Geçtiğimiz hafta içerisinde ülke gündemine iki gazeteci Müyesser Yıldız ile İsmail Dükel’in Türk Ceza Kanunu’nun 328.maddesindeki Askeri Casusluk ile 329. Maddesinde yer alan Devletin Güvenliğine ve Siyasal Yararlarına ilişkin bilgileri açıklama suçları kapsamında göz altına alındığı iddiası oturmuştur.

Öncelikle, söz konusu suçların unsurları ile hangi hallerde bu suçların işlenebileceğini irdelemek ve akabinde bu iki suç kapsamında gözaltına alınan gazeteciler hakkında iddiaların bu suça vücut verip vermeyeceğinin incelenmesi gerekmektedir.

Türk Ceza Kanunun 328. Maddesi askeri ve siyasal casusluk başlığıyla yer almaktadır. İşbu maddede; “Devletin güvenliği veya iç veya dış siyasal yararları bakımından, niteliği itibarıyla, gizli kalması gereken bilgileri, siyasal veya askerî casusluk maksadıyla temin eden kimseye onbeş yıldan yirmi yıla kadar hapis cezası verilir” şeklinde suçun basit halini, ikinci fıkrası, “Fiil; a) Türkiye ile savaş hâlinde bulunan bir devletin yararına işlenmişse, b) Savaş sırasında işlenmiş veya Devletin savaş hazırlıklarını veya savaş etkinliğini veya askerî hareketlerini tehlikeye sokmuşsa, Fail, ağırlaştırılmış müebbet hapis cezası ile cezalandırılır” şeklinde ağırlaştırılmış halini cezalandırmaktadır. her devletin kanunu, bu sırların muhafazası hususunda büyük bir hassasiyet göstermekte, ihlaline veya buna teşebbüs edenlere çok şiddetli cezalar öngörmektedir. Bu kapsamda, TCK 328. maddede düzenli suç, devletin birinci derecede önemli menfaatlerini ilgilendiren bilgileri korumak maksadıyla düzenlenmiştir. Bu suçun koruduğu hukuksal menfaatler, “devlet güvenliği”, “devletin iç veya dış siyasal yararları” ve “milli savunmaya” ilişkin menfaatlerdir.
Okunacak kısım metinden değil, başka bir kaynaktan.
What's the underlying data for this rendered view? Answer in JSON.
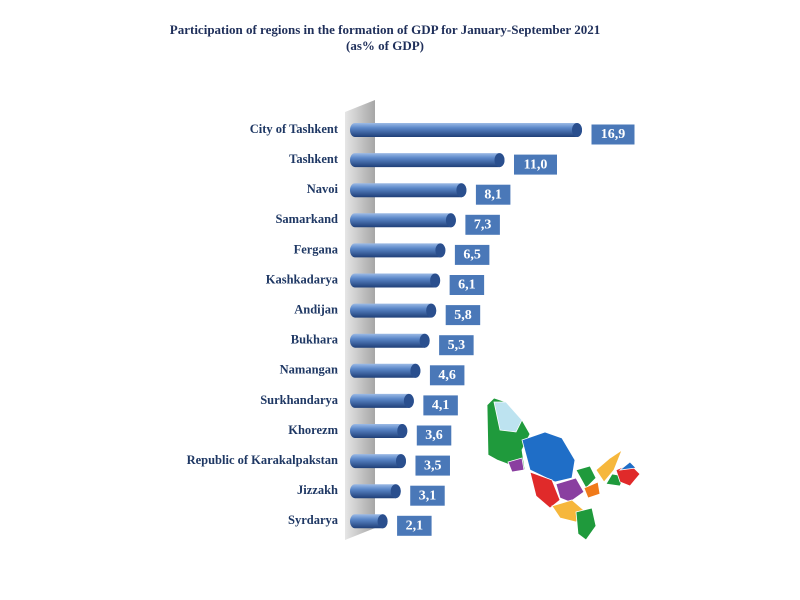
{
  "chart_data": {
    "type": "bar",
    "orientation": "horizontal",
    "title": "Participation of regions in the formation of GDP for January-September 2021",
    "subtitle": "(as% of GDP)",
    "categories": [
      "City of Tashkent",
      "Tashkent",
      "Navoi",
      "Samarkand",
      "Fergana",
      "Kashkadarya",
      "Andijan",
      "Bukhara",
      "Namangan",
      "Surkhandarya",
      "Khorezm",
      "Republic of Karakalpakstan",
      "Jizzakh",
      "Syrdarya"
    ],
    "values": [
      16.9,
      11.0,
      8.1,
      7.3,
      6.5,
      6.1,
      5.8,
      5.3,
      4.6,
      4.1,
      3.6,
      3.5,
      3.1,
      2.1
    ],
    "value_labels": [
      "16,9",
      "11,0",
      "8,1",
      "7,3",
      "6,5",
      "6,1",
      "5,8",
      "5,3",
      "4,6",
      "4,1",
      "3,6",
      "3,5",
      "3,1",
      "2,1"
    ],
    "color": "#4a78b8"
  }
}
Suçun maddi konusu, “devletin güvenliği veya iç veya dış siyasal yararları bakımından, niteliği itibarıyla, gizli kalması gereken bilgiler” yani, özünde devlet sırrı olan bilgiler olarak tayin edilmiştir. Menfaat sağlamak gayesiyle veya başka bir maksatla fail tarafından uydurulmuş sahte sırlar bu suça vücut vermez. Bununla beraber, rivayet, tahmin gibi hususlar bilginin sır vasfını kaldırmaya yetmez. Gizli kalması gereken bilgi artık gizliliğini kaybetmiş ise sırdan bahsedilemez. Örneğin, askerî bir sırrı temin etmiş olan bir kimse, aynı bilginin daha önce askerî dergide yayımlanmış olması neticesinde suç işlemiş olmayacaktır.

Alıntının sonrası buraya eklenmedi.